What is the terrain and geography like in Taiwan?
Named "Ihla Formosa", or Beautiful Island, by the Portuguese, Taiwan is a land of contrasts. It has everything from industrial towns and cities to rural towns and spectacular mountain vistas, from centuries old Confucian ceremonies to modern music and chaotic traffic to friendly people willing to help a stranger.
Taiwan is a small island 394 kilometers (245 miles) long and 144 kilometers (89.5 miles) wide at its broadest point, and includes a number of smaller islands. Foothills and mountains covering over two thirds of the island. Yu Shan (Jade Mountain), Taiwan's highest peak at 3952 meters, is taller than Japan's Mount Fuji.

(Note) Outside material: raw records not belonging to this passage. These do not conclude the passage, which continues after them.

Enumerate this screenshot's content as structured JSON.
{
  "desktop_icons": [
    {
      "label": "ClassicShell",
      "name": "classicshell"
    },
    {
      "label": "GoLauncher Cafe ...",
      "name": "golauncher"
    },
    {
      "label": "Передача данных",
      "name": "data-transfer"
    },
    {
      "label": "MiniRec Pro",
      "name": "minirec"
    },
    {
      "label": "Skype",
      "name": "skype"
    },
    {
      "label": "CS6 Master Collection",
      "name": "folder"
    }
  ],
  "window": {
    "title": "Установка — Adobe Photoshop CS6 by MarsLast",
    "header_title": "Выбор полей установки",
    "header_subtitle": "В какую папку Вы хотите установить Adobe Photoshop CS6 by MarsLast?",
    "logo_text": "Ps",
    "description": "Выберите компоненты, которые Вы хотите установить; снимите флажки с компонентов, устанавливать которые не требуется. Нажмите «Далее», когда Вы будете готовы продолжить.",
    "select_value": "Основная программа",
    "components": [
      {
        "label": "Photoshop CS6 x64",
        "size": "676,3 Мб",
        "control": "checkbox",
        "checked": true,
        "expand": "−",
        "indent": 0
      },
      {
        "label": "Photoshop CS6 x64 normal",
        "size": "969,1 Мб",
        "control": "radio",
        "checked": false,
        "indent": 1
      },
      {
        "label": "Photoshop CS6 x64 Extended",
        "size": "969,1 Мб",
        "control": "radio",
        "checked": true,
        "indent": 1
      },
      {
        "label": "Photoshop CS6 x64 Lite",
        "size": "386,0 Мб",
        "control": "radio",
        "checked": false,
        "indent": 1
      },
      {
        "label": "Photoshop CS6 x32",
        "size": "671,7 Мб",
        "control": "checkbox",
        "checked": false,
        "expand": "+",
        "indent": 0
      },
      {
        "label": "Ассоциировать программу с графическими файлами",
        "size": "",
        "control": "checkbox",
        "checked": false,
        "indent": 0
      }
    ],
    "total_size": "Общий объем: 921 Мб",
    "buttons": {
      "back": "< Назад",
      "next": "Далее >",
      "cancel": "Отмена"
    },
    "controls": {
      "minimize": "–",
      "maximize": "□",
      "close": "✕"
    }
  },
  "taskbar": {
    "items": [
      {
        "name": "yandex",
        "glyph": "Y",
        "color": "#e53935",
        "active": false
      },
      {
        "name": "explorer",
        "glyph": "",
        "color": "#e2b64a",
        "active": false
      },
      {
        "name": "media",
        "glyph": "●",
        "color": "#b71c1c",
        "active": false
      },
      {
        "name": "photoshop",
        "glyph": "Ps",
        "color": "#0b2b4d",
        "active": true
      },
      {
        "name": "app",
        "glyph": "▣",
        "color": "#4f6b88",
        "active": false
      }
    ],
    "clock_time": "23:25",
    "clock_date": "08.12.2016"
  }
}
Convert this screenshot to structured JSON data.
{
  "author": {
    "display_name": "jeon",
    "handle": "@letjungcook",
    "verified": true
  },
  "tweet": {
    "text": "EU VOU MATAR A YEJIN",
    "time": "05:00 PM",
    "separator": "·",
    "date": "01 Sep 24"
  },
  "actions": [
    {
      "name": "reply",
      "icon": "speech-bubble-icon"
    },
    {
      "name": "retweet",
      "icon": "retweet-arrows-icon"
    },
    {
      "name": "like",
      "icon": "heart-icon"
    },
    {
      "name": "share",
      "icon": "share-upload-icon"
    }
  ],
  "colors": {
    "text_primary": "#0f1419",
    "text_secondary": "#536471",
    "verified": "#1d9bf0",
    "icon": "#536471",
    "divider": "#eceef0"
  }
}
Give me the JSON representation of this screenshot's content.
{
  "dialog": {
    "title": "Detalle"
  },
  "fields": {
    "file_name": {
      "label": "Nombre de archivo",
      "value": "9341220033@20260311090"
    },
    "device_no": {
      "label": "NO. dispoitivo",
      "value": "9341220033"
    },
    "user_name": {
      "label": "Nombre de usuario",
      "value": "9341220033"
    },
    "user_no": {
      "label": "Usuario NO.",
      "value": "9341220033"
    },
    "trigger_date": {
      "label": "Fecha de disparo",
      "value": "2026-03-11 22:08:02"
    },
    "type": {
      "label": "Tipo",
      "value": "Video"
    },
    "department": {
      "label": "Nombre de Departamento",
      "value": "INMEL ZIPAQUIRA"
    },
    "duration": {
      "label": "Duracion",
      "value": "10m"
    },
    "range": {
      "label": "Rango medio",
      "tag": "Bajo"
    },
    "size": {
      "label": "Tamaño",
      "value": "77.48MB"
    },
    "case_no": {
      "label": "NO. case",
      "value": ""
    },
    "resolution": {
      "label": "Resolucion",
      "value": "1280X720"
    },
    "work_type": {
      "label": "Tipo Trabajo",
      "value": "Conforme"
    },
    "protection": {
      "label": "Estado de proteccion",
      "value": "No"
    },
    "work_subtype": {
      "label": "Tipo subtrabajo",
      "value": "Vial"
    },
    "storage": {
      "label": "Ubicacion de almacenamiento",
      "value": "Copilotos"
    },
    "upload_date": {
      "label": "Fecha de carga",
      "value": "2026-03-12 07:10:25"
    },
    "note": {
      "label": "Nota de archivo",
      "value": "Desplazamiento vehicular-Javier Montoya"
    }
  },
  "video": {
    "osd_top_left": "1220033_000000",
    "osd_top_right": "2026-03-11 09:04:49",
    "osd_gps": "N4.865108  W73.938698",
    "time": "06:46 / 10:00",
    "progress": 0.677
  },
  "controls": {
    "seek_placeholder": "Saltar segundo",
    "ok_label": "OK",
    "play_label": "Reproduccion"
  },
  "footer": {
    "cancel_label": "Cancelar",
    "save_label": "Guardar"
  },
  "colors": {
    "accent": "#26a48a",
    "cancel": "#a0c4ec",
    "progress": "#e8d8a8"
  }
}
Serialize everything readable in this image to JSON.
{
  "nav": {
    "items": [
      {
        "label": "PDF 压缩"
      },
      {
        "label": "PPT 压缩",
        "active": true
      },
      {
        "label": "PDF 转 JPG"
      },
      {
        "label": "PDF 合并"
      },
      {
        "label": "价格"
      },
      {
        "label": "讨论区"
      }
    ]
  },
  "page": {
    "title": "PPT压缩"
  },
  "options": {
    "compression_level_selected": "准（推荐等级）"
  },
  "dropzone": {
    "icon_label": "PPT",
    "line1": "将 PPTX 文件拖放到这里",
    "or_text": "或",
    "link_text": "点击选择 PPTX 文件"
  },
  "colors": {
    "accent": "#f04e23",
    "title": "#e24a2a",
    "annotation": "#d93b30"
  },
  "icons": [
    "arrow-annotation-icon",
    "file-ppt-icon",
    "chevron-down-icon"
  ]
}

Taiwan is very active geologically, sitting as it does at the juncture of the Philippine and Eurasian tectonic plates. Steam vents and hot sulfur springs abound. Earthquakes are a common occurrence in Taiwan.
Geography - note
strategic location adjacent to both the Taiwan Strait and the Luzon Strait
The Tropic of Cancer bisects the island, so the climate is sub-tropical with temperatures ranging from 12 to 35 degrees Celsius (54-95 degrees Fahrenheit).
Northern Taiwan has two long seasons (summer & winter) and two short seasons (spring and autumn).
Spring, mid-March to mid-May, is mostly sunny and mild with brief spells of cloudy skies and rain showers. Spring's average daily temperature is 17-25C or 62-77F. Summer, mid-May through late September, is hot with an average rainfall of 10 inches a month, mostly from afternoon showers and thunderstorms. Autumn, late September to early November, is characterized by mild temperatures and afternoon showers. Winter, November through mid-April, is characterized by low cloud drizzle, fog, and occasional winds.
The daily temperatures range between 17 - 24 degrees C (62-75F) in November, dropping to 12 - 19C (54 - 66F) in January and then rising to 14 - 22C (57 - 72F) in March. Occasionally, the temperature drops below 1OC (50F), especially in mountainous areas.
The typhoon season usually starts in mid-June and lasts through October. An average of 12 typhoons form in the Western Pacific each year. The average daily temperature range in Taipei is 21 - 29C (70 - 84F) in May; 24 - 35C (75 - 95F) in July and August; 23 - 33C (73 - 91F) in September; and 20 - 27C (68 - 81F) in October.
Kaohsiung enjoys a milder, drier winter than Taipei, but summer temperatures average about the same.
As a result of its subtropical position and heavy rainfall, Taiwan's natural landscape is constantly green with varied hues of forest, shrubs, and coarse tropical grass. All but the peaks of the highest mountains are covered with vegetation.